September 2024 newsletter: I was working on my new urban fantasy novel yesterday when the fourth wall snapped on me. It was odd enough I was writing in first person present; to have my main character start talking directly to the reader absolutely floored me. If you’re fan of the Deadpool movies like I am, you’ll already be familiar with the narrative technique. Either the character(s) and/or the narrator/author can break the wall.
Apparently, the term ‘fourth wall’ originated in the late 1800s when theatre critic Vincent Canby defined it as ‘that invisible scrim that forever separates the audience from the stage’. Okay, three walls of the theatre stage, fourth wall between the actors and the audience. Why hadn’t I looked that up the first time I ran into the term?

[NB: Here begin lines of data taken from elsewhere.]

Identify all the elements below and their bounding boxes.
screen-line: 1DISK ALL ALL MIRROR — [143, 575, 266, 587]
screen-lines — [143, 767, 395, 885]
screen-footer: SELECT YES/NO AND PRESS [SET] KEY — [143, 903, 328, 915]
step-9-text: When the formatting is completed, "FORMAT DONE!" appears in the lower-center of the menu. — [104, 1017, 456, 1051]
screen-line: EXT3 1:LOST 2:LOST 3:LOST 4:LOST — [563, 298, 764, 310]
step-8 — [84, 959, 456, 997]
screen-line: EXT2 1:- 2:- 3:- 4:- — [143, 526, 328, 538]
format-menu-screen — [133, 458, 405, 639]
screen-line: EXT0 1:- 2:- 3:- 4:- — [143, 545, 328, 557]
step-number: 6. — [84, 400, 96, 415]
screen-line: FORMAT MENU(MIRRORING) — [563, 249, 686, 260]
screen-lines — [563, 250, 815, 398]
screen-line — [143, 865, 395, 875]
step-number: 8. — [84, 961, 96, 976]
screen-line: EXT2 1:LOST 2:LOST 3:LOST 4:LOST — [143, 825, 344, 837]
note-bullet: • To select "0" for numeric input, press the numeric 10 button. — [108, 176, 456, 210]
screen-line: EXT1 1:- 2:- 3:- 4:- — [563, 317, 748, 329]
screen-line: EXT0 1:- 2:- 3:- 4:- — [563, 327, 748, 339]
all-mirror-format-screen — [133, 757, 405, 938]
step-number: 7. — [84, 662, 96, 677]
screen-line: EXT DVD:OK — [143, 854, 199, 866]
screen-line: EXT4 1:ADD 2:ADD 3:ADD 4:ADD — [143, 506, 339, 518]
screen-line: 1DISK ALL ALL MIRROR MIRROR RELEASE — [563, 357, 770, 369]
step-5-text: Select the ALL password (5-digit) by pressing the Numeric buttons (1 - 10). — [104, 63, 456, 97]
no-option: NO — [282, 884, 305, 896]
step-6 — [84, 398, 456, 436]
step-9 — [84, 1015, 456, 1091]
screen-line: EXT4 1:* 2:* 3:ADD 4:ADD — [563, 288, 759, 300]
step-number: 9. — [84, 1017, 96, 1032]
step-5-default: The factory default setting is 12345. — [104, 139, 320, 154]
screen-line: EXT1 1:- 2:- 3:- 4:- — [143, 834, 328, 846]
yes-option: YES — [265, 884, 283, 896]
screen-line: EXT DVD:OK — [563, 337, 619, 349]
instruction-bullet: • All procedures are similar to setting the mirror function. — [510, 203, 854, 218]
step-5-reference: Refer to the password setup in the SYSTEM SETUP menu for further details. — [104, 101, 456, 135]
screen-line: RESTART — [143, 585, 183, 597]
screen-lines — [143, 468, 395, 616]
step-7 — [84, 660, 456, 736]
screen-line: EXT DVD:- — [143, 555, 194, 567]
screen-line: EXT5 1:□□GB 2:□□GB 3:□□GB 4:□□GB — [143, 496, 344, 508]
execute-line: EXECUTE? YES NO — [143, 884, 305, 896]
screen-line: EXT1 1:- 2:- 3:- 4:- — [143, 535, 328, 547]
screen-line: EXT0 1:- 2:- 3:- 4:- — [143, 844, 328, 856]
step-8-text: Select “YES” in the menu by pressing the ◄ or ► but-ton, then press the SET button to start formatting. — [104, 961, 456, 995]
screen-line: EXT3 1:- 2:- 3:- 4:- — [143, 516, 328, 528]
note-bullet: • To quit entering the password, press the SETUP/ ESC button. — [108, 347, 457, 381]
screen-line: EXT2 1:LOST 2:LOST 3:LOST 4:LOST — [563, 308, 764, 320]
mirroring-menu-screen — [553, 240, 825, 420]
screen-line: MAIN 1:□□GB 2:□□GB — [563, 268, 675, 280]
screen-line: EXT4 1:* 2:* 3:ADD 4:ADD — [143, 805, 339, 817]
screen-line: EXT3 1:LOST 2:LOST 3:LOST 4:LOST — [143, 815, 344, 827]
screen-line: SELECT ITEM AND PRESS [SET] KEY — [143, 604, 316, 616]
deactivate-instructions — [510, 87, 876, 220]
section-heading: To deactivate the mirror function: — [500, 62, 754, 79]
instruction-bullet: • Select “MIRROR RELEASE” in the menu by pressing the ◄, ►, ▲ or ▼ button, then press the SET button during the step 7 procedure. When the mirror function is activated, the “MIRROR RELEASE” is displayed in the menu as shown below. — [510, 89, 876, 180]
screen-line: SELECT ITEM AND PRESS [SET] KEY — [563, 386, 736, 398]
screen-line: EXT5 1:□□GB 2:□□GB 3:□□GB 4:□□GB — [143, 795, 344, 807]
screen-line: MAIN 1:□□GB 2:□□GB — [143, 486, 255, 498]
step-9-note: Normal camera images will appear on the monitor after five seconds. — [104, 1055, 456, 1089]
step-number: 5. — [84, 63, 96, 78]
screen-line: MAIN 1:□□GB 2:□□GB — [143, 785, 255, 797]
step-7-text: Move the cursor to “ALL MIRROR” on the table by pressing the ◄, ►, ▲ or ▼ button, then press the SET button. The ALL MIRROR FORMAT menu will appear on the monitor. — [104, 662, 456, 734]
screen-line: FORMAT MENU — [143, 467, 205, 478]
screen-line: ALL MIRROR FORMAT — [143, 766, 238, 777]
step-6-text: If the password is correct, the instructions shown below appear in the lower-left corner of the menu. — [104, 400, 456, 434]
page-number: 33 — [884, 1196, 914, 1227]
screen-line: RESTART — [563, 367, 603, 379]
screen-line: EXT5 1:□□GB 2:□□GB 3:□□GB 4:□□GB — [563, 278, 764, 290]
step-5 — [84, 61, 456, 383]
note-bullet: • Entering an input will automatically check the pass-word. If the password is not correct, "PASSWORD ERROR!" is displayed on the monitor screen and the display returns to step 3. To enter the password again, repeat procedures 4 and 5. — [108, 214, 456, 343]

I was curious what speculative fiction that I’ve read that does this, so I did some investigating.
The Nevernight Chronicle(s) by Jay Kristoff! I loved this series, but managed not to even notice the footnotes in the ebook where the fourth wall gets shattered over and over. It wasn’t until the second book when the author jokes about the footnotes in the first that I went back to check. Oh yeah, there they were. His books are definitely on my re-read list. Also, I’m blown away by the covers.
Here are two others fourth-wall breaking novels so popular you likely have them already: Redshirts by John Scalzi and Good Omens by Neil Gaiman and Terry Pratchett.